4. Concurrency: In multi-threaded environments, immutable objects can simplify concurrent programming by eliminating the need for locks or synchronization.

Remember, while immutability has its advantages, it might not be suitable for every scenario, especially when frequent state changes are required. Consider the specific requirements of your application and the characteristics of the problem you're solving.

Example in C#:

// Step 1: Private Data Class

public class PrivateData

{

    private int value1;

    private string value2;

    public PrivateData(int value1, string value2)

    {

        this.value1 = value1;

        this.value2 = value2;

    }

    public int GetValue1()

    {

        return value1;

    }

    public string GetValue2()

    {

        return value2;

    }

}

// Step 2: Main Class using Private Data

public class MainClass

{

    private readonly PrivateData privateData;

    public MainClass(int value1, string value2)

    {

        this.privateData = new PrivateData(value1, value2);

    }

    public void DisplayValues()

    {

        Console.WriteLine($"Value 1: {privateData.GetValue1()}, Value 2: {privateData.GetValue2()}");

    }

}

// Client Code

class Program

{

    static void Main()

    {

        // Create MainClass with initial values

        MainClass mainObject = new MainClass(42, "Hello");

        // Display values (read-only)

        mainObject.DisplayValues();

    }

}

In this example, `PrivateData` is the private data class containing the internal state of the `MainClass`. `MainClass` uses an instance of `PrivateData` to manage its data. The internal state is encapsulated, and clients can only access the data through read-only methods, promoting immutability and encapsulation.
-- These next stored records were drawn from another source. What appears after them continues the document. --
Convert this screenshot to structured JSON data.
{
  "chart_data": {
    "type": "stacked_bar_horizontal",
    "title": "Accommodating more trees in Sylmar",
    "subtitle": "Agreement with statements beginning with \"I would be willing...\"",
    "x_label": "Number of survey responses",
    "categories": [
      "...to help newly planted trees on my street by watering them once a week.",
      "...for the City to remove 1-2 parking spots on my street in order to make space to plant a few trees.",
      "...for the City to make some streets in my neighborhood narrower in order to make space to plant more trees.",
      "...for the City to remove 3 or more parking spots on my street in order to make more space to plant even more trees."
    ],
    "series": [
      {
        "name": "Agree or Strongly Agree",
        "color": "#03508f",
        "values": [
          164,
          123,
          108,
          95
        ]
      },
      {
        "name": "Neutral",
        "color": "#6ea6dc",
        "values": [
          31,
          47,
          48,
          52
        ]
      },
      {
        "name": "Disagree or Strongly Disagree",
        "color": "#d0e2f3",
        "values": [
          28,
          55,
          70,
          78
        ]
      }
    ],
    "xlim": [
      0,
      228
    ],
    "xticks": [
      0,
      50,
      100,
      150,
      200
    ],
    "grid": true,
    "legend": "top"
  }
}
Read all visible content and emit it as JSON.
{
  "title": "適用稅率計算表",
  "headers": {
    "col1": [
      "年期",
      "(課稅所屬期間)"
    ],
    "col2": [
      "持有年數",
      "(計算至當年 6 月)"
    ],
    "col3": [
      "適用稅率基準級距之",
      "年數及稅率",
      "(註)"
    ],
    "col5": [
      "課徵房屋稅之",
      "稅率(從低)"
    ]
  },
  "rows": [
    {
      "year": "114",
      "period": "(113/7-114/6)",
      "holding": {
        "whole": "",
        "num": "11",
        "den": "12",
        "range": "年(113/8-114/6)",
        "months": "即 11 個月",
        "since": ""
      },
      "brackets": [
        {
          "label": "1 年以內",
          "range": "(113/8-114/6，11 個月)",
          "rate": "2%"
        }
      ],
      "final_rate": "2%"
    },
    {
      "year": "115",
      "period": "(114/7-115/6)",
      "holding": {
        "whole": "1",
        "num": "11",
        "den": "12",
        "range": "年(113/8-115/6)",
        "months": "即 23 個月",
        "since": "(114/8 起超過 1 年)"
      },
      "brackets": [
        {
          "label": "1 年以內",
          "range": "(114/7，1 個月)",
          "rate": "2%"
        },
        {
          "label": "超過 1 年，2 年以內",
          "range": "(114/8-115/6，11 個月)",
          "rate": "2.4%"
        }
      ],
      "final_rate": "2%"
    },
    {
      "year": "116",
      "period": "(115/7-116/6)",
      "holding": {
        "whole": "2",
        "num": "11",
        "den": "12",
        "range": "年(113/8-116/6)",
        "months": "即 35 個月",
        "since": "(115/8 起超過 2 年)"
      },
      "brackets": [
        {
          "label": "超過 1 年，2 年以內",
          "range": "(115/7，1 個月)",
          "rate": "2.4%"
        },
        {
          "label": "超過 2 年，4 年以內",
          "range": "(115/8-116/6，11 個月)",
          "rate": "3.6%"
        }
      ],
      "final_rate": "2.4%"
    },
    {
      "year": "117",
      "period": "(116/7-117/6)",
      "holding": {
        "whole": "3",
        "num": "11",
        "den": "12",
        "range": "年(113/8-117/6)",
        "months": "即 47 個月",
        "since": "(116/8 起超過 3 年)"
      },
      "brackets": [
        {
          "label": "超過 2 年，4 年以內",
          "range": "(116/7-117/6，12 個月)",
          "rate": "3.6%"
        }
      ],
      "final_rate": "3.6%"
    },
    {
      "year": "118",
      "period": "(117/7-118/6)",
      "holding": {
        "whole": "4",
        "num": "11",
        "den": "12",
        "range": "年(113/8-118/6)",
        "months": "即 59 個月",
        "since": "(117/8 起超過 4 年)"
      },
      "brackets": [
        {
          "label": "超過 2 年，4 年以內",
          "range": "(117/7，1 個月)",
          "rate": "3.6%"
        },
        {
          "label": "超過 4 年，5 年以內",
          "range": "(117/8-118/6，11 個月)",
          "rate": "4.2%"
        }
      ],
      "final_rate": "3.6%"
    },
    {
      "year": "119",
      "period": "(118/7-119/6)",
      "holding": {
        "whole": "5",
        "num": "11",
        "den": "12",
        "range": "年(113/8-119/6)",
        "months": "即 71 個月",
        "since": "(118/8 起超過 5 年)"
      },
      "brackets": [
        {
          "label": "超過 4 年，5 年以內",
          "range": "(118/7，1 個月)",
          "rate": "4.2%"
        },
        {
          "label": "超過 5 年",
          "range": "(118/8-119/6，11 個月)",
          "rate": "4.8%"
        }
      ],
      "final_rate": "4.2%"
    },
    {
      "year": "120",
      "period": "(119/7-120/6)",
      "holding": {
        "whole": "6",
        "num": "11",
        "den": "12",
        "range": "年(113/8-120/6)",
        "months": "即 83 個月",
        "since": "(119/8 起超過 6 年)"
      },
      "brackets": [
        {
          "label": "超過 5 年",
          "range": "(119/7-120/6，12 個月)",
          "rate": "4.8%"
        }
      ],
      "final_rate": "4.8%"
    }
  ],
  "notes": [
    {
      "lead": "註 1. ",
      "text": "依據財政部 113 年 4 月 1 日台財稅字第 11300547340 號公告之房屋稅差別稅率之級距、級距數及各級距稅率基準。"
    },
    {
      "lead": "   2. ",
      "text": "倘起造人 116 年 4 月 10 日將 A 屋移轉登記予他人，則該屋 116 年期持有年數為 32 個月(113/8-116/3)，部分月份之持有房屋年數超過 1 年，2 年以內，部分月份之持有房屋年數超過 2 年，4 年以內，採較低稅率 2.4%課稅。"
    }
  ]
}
Real-world example in C# where the Private Class Data (Immutable) pattern might be applied. We'll use a `Person` class to represent an individual with immutable attributes:

using System;

// Step 1: Private Data Class

public class PersonData

{

    private readonly string firstName;

    private readonly string lastName;

    private readonly DateTime dateOfBirth;

    public PersonData(string firstName, string lastName, DateTime dateOfBirth)

    {

        this.firstName = firstName;

        this.lastName = lastName;

        this.dateOfBirth = dateOfBirth;

    }

    public string FirstName => firstName;

    public string LastName => lastName;

    public DateTime DateOfBirth => dateOfBirth;

}

// Step 2: Main Class using Private Data

public class Person

{

    private readonly PersonData personData;

    public Person(string firstName, string lastName, DateTime dateOfBirth)

    {

        this.personData = new PersonData(firstName, lastName, dateOfBirth);

    }

    public void DisplayInformation()

    {

        Console.WriteLine($"Name: {personData.FirstName} {personData.LastName}, Date of Birth: {personData.DateOfBirth.ToShortDateString()}");

    }

}

// Client Code

class Program

{

    static void Main()

    {

        // Create an immutable Person object

        Person person = new Person("John", "Doe", new DateTime(1990, 5, 15));

        // Display person information

        person.DisplayInformation();

    }

}

In this example, `PersonData` is the private data class representing the immutable attributes of a person. The `Person` class uses an instance of `PersonData` to manage the person's data. The `PersonData` properties are read-only, providing a way to access the data without the ability to modify it.

This pattern ensures that once a `Person` object is created, its attributes (first name, last name, and date of birth) cannot be changed, promoting immutability and encapsulation.